Kristin Fox of Union College commented, “I have been using molecular visualization in my classes for years and was excited to have other people to talk with and to be able to spend more time thinking about the best way to teach and assess molecular visualization.”
Shane Austin of the University of the West Indies said, “It was the first time I felt part of a community of persons interested in visualization and visualization education.”
These individuals and most participants in our workshops are faculty, but others have become engaged in our workshops. Harry T. Rahn 5th, a graduate student at the University of Michigan–Dearborn, was inspired by his love for the intersection of science, art and learning. “I appreciated the valuable feedback I may be able to provide to give a student perspective,” he said.
Many members of the group also noted that working on the library improved their teaching. “I learned better ways to assess student understanding beyond rote memorization,” Burch said. “Helping develop the repository has given me more confidence in writing my own exams.”
Acevedo noted, “My exam questions that have images now include a CPK color key, more concise questions that apply directly to the image, and are images that are color-blind friendly. All of these things I learned from BioMolViz.”
Working group members also commented on the value of a public assessment repository. Austin said, “Resources for teaching visualization are available, and instructors can easily get illustrations and videos from textbooks for lectures. What remained missing to me was really good and accurate assessments that used visualization or tested students’ skills in visualization.
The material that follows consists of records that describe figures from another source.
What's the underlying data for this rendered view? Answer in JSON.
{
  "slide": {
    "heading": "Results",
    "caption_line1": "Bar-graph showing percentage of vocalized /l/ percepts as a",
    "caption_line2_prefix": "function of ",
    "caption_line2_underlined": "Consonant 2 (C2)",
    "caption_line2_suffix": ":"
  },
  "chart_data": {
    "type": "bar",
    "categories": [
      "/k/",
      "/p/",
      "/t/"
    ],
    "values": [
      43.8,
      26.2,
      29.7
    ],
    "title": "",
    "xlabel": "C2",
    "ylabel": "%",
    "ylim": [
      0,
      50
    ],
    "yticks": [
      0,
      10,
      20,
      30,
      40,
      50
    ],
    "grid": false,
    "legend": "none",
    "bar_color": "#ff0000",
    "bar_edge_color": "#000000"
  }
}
Contributing to this repository seems like it could make a big change in that way.”
Burch said, “The ability to search for a variety of questions beyond what is provided with textbooks is invaluable.”
Fox noted, “While molecular visualization is essential to modern biochemistry, it is not emphasized in current biochemistry textbooks. Since most people who teach biochemistry don't have enough experience with it to generate their own assessments, it is crucial to have high quality assessments available if we are going to be able to guide students.”
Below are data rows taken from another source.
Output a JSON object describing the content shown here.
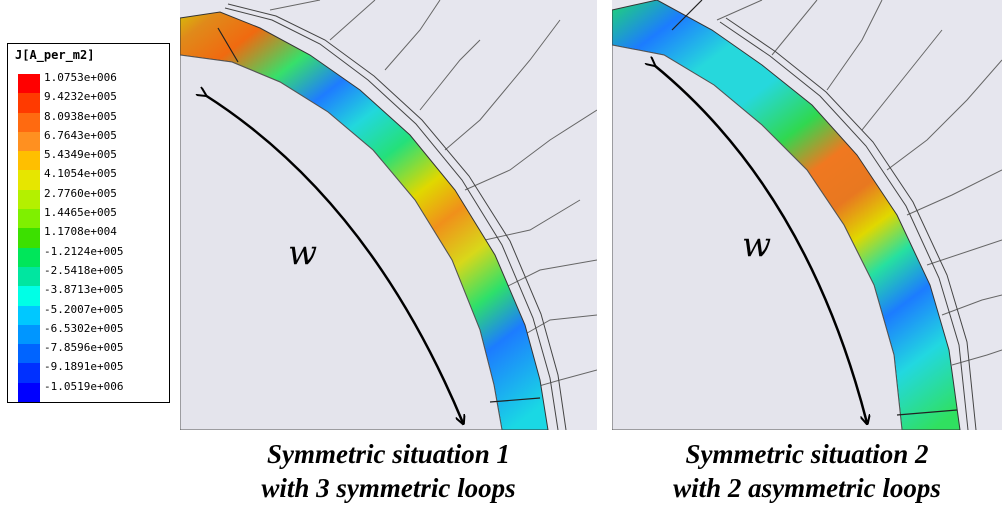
{
  "legend": {
    "title": "J[A_per_m2]",
    "labels": [
      "1.0753e+006",
      "9.4232e+005",
      "8.0938e+005",
      "6.7643e+005",
      "5.4349e+005",
      "4.1054e+005",
      "2.7760e+005",
      "1.4465e+005",
      "1.1708e+004",
      "-1.2124e+005",
      "-2.5418e+005",
      "-3.8713e+005",
      "-5.2007e+005",
      "-6.5302e+005",
      "-7.8596e+005",
      "-9.1891e+005",
      "-1.0519e+006"
    ],
    "colors": [
      "#ff0000",
      "#ff3a00",
      "#ff6a10",
      "#ff9020",
      "#ffbf00",
      "#e6e600",
      "#b4f000",
      "#7ff000",
      "#3ce000",
      "#00e65a",
      "#00e6a0",
      "#00ffe6",
      "#00c8ff",
      "#0096ff",
      "#0064ff",
      "#0030ff",
      "#0000ff"
    ]
  },
  "panels": [
    {
      "w_label": "w",
      "caption_line1": "Symmetric situation 1",
      "caption_line2": "with 3 symmetric loops"
    },
    {
      "w_label": "w",
      "caption_line1": "Symmetric situation 2",
      "caption_line2": "with 2 asymmetric loops"
    }
  ]
}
When given a preview of the library just before it went public, Paul Craig said it exceeded the expectations he had after that Seattle meeting a decade ago.
The importance of building and maintaining the community — in addition to the library — comes through in our current working groups. We take time at the beginning of each meeting to catch up; we discuss teaching and share our triumphs and struggles.
Once our network was established, even a daunting task like building a repository became enjoyable. As Acevedo said, “I have not worked a day at BioMolViz — I have fun making the assessments with my friends every week.”